Then shall our names,
Familiar in their mouths as household words,
Be in their flowing cups freshly remember’d
From this day to the ending of the world;
We few, we happy few, we band of brothers.
For he to-day that sheds his blood with me,
Shall be my brother.”
ORIGIN—CHANNEL ISLANDS—INDIA—CEYLON—1778–1799.
The history of the clans presents no more splendid illustration of that devotion which bound the clansman to his chief, and of the happy relationship implied therein, than is afforded in the circumstances attendant upon the origin of the Seventy-second Highlanders. The Earl of Seaforth, chief of the Mackenzie, had, as a leader in the rebellion of 1715, been banished from his country, his title attainted, and his estates forfeited, yet, withal, 400 of his late followers and tenants remitted to him in his exile a large portion of the rents they might have been liable for had he retained the estate. This most generous testimony of respect and practical expression of sympathy to the father was gratefully remembered by the son, and, notwithstanding the changes which, passing over the face of society, had swept away the old institution of clanship, induced the grandson, who, restored by purchase to the family property, and by his acknowledged loyalty, to the honours of the Earldom of Seaforth, in return for these favours, volunteered to raise a regiment for the Government. His appeal to his clansmen was amply successful. The Mackenzies and Macraes, rallying around him as their chief, gave thereby most hearty and flattering testimony to their own loyalty to the King, and unimpaired attachment to the family of Seaforth, which had so long and worthily presided over them. Accordingly, 1130 men were assembled and enrolled in the regiment—then known as the Seventy-eighth—at Elgin, in 1778. Marched to Edinburgh, it was thence removed to the Channel Islands, where its firm attitude, remarkable in such young soldiers, so won the confidence of the islanders, and encouraged the militia, as, together with our Highlanders, enabled them successfully to resist an attempted debarkation of French troops on the island of Jersey.

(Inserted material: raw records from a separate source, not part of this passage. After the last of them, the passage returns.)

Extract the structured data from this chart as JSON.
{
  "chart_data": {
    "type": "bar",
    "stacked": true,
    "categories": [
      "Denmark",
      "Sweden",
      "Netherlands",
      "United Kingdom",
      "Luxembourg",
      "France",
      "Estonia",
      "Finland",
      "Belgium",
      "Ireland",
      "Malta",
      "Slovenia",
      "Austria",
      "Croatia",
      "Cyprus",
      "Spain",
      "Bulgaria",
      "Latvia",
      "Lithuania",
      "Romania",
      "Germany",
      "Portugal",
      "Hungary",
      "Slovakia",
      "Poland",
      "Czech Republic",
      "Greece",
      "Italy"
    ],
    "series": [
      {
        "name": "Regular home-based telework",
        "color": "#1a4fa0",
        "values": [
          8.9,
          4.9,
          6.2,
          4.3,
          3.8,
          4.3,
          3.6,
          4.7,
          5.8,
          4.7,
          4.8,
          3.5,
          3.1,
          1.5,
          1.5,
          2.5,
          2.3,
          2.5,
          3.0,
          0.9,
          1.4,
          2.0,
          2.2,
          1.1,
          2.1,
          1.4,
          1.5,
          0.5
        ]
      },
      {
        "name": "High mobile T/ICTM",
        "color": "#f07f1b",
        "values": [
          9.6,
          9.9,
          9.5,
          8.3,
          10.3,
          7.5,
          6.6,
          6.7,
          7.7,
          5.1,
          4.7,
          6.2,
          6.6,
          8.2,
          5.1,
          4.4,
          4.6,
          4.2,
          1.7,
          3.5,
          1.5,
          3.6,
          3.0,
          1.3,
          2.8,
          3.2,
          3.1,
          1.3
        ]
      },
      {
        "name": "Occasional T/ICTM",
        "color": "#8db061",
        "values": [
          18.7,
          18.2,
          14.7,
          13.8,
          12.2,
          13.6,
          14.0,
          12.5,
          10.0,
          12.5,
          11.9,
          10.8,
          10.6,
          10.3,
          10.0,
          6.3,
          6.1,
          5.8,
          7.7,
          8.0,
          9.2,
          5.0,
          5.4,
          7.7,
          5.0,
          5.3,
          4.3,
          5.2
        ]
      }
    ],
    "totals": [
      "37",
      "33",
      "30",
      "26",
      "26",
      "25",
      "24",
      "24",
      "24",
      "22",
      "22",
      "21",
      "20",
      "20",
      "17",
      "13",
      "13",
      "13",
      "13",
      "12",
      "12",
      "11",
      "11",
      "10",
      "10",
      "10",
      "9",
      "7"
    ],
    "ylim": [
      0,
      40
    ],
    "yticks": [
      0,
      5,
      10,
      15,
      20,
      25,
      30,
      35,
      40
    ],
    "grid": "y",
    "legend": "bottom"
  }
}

A sister regiment to the Seventy-first, the Seventy-second (Seventy-eighth) was ordered to follow it to India in 1781, in fulfilment of the original purpose for which both corps had been raised. The transport service of those times was miserably inefficient, especially when compared with the leviathan ships and floating palaces—the Scotias, Persias, and Great Easterns—which in our day are, by a patriotic public, ever at the command of our Government for any sudden emergency. A voyage in a troop-ship eighty years ago ofttimes consumed more of life than the battle-field; was more fatal than the dreaded pestilence which lurked in the swamps of the Indies; nay, in some cases was as cruel in its miseries as the horrors of the Black Hole of Calcutta. The passage of the Seventy-second Highlanders to India proved to be such. Two hundred and forty-seven men perished on the voyage, which was protracted to nearly ten months; and when the regiment did arrive at Madras, only 369 men were mustered as fit for duty. One transport having parted from the fleet in a gale, was placed in imminent peril, being destitute of charts, and her commander utterly unfit for his position, having hitherto trusted to keep his vessel in the track of the fleet. By the wise precautions of Sir Eyre Coote, although the requirements of the service were urgent and entailed an immediate advance, the Seventy-second regiment was not immediately hurried into action, but time was allowed it to recruit its strength. In consequence of these measures, the regiment was soon able to appear in the field with upwards of 600 men.